4.
Нельзя использовать ни яды, до сих пор неизвестные, ни устройства, требующие длинного научного пояснения в конце книги.5.
Среди персонажей не должно быть китайцев.6.
Сыщику не следует приходить к разгадке благодаря счастливому случаю или же руководствоваться безотчетной, но верной интуицией.[То есть сон мачехи Марии Мартен правилами игры исключается: старые мелодраматические условности должны быть отменены.]
7.
Сам сыщик не может оказаться преступником.8.
Любую улику, обнаруженную сыщиком, следует немедленно представить на суд читателя.9.
Глуповатый друг сыщика, Ватсон в том или ином обличье, не вправе скрывать ни одного соображения, пришедшего ему в голову; по своим умственным способностям он должен немного — но только совсем чуть-чуть — уступать среднему читателю.[Конан Дойл, объясняя характер второго из двух своих знаменитейших созданий, сказал: «Ватсон в качестве хора и хроникера ни на единое мгновение не выходит за собственные свои ограничительные рамки. Ни единой блесткой проницательного ума или юмора он нас не порадует». Это совершенно несправедливо по отношению к Ватсону и всем ему подобным. Разумеется, тонок он не интеллектуально, но эмоционально. Именно Ватсоны согревают нас теплом и человечностью, которых так недостает жестокосердным и холодным интеллектуалам. Более милосердный А. А. Милн так отзывался о Ватсоне: «Пусть он, как многие из нас, и соображает немного медленно, зато он дружелюбный, человечный и симпатичный».]
10.
Двойники и близнецы-братья не должны появляться в книге, если их появление никак не подготовлено и не мотивировано.Идея расследования как игры, которой чаще всего забавляются представители высших классов в загородных усадьбах, впоследствии нашла материальное воплощение в настольной игре
Как соотносилась деятельность Детективного клуба с реальными преступлениями тех лет? Разумеется, переплетались они не столь тесно, как у Диккенса или Уилки Коллинза. Можно сказать, что авторов, входивших в клуб, чаще всего привлекали убийства, которые, отвечая духу десяти заповедей, представляли собой хитрую загадку. Одним из таких преступлений стало убийство Джулии Уоллес, случившееся в 1931 году в Ливерпуле.

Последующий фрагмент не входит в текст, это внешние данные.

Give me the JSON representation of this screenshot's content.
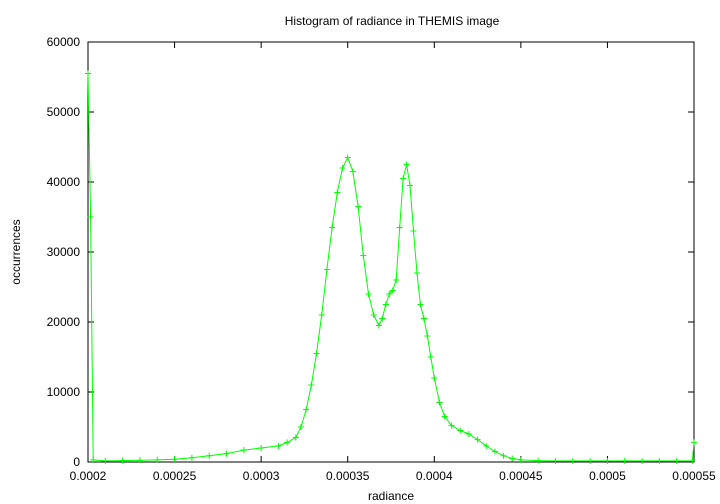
{
  "chart_data": {
    "type": "line",
    "title": "Histogram of radiance in THEMIS image",
    "xlabel": "radiance",
    "ylabel": "occurrences",
    "xlim": [
      0.0002,
      0.00055
    ],
    "ylim": [
      0,
      60000
    ],
    "x_ticks": [
      "0.0002",
      "0.00025",
      "0.0003",
      "0.00035",
      "0.0004",
      "0.00045",
      "0.0005",
      "0.00055"
    ],
    "x_tick_values": [
      0.0002,
      0.00025,
      0.0003,
      0.00035,
      0.0004,
      0.00045,
      0.0005,
      0.00055
    ],
    "y_ticks": [
      "0",
      "10000",
      "20000",
      "30000",
      "40000",
      "50000",
      "60000"
    ],
    "y_tick_values": [
      0,
      10000,
      20000,
      30000,
      40000,
      50000,
      60000
    ],
    "grid": false,
    "legend": "none",
    "series_color": "#00ff00",
    "marker": "plus",
    "series": [
      {
        "x": [
          0.0002,
          0.0002015,
          0.000203,
          0.00021,
          0.00022,
          0.00023,
          0.00024,
          0.00025,
          0.00026,
          0.00027,
          0.00028,
          0.00029,
          0.0003,
          0.00031,
          0.000315,
          0.00032,
          0.000323,
          0.000326,
          0.000329,
          0.000332,
          0.000335,
          0.000338,
          0.000341,
          0.000344,
          0.000347,
          0.00035,
          0.000353,
          0.000356,
          0.000359,
          0.000362,
          0.000365,
          0.000368,
          0.00037,
          0.000372,
          0.000374,
          0.000376,
          0.000378,
          0.00038,
          0.000382,
          0.000384,
          0.000386,
          0.000388,
          0.00039,
          0.000392,
          0.000394,
          0.000396,
          0.000398,
          0.0004,
          0.000403,
          0.000406,
          0.00041,
          0.000415,
          0.00042,
          0.000425,
          0.00043,
          0.000435,
          0.00044,
          0.000445,
          0.00045,
          0.00046,
          0.00047,
          0.00048,
          0.00049,
          0.0005,
          0.00051,
          0.00052,
          0.00053,
          0.00054,
          0.000549,
          0.00055
        ],
        "y": [
          55500,
          35000,
          300,
          150,
          200,
          250,
          300,
          400,
          600,
          900,
          1200,
          1700,
          2000,
          2300,
          2800,
          3500,
          5000,
          7500,
          11000,
          15500,
          21000,
          27500,
          33500,
          38500,
          42000,
          43500,
          41500,
          36500,
          29500,
          24000,
          21000,
          19500,
          20500,
          22500,
          24000,
          24500,
          26000,
          33500,
          40500,
          42500,
          39500,
          33000,
          27000,
          22500,
          20500,
          18000,
          15000,
          12000,
          8500,
          6500,
          5200,
          4500,
          4000,
          3200,
          2300,
          1500,
          900,
          500,
          300,
          200,
          150,
          150,
          150,
          150,
          150,
          150,
          150,
          150,
          150,
          2800
        ]
      }
    ]
  }
}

Муж Джулии был агентом страховой компании. Однажды его по телефону вызвали домой к потенциальному клиенту. Весь вечер 20 января 1931 года он потратил, тщетно пытаясь разыскать нужный ему адрес. Он расспрашивал прохожих, которые потом, по счастью, смогли это подтвердить. Названный ему дом должен был стоять на Восточной Менлав-Гарденс, но, хотя в том районе имелись Западная и Северная Менлав-Гарденс, Восточной Менлав-Гарденс там не оказалось. Убедившись в этом, он вернулся домой, где обнаружил труп жены, забитой насмерть в ее собственной гостиной.
Все улики в деле против Уоллеса были исключительно косвенными. Обвинение постаралось убедить присяжных, что историю с поисками Восточной Менлав-Гарденс Уоллес придумал, чтобы обеспечить себе алиби на то время, пока в его доме совершалось убийство. Вина Уоллеса подтверждалась и его поведением: привычно одетый в черное, на суде он держался отстраненно, и кто-то слышал, как он назвал присяжных дураками. Жюри признало его виновным, но апелляционный суд беспрецедентным образом отменил вердикт присяжных, сочтя неприемлемым выносить смертный приговор на столь шатких основаниях.
Следуя примеру своего предшественника Де Квинси, писатели радостно ухватились за это преступление как за нечто увлекательное и вдохновляющее. Детективный клуб заинтересовался этим делом, поскольку доводы и защиты, и обвинения строились главным образом на телефонных звонках и совпадении времени трамвайных поездок обвиняемого и поиска им нужного адреса со временем преступления, в духе классического «кто убийца?». Дороти Ли Сэйерс даже разразилась статьей с перечислением подозреваемых и разбором возможных мотивов преступления, очень похожим на традиционную развязку в конце детективного романа, когда сыщик собирает всех подозреваемых «в библиотеке» и в их присутствии вычисляет виновного. Сэйерс подчеркивала, что дело можно рассматривать двояко: в первом случае Уильям Уоллес оказывается преступником, во втором — жертвой. «Это как переливающаяся ткань, которая под одним углом выглядит красной, а под другим — зеленой». Рэймонд Чандлер считал дело Уоллеса идеальным преступлением. «Как головоломка, — писал он, — случай этот не имеет себе равных».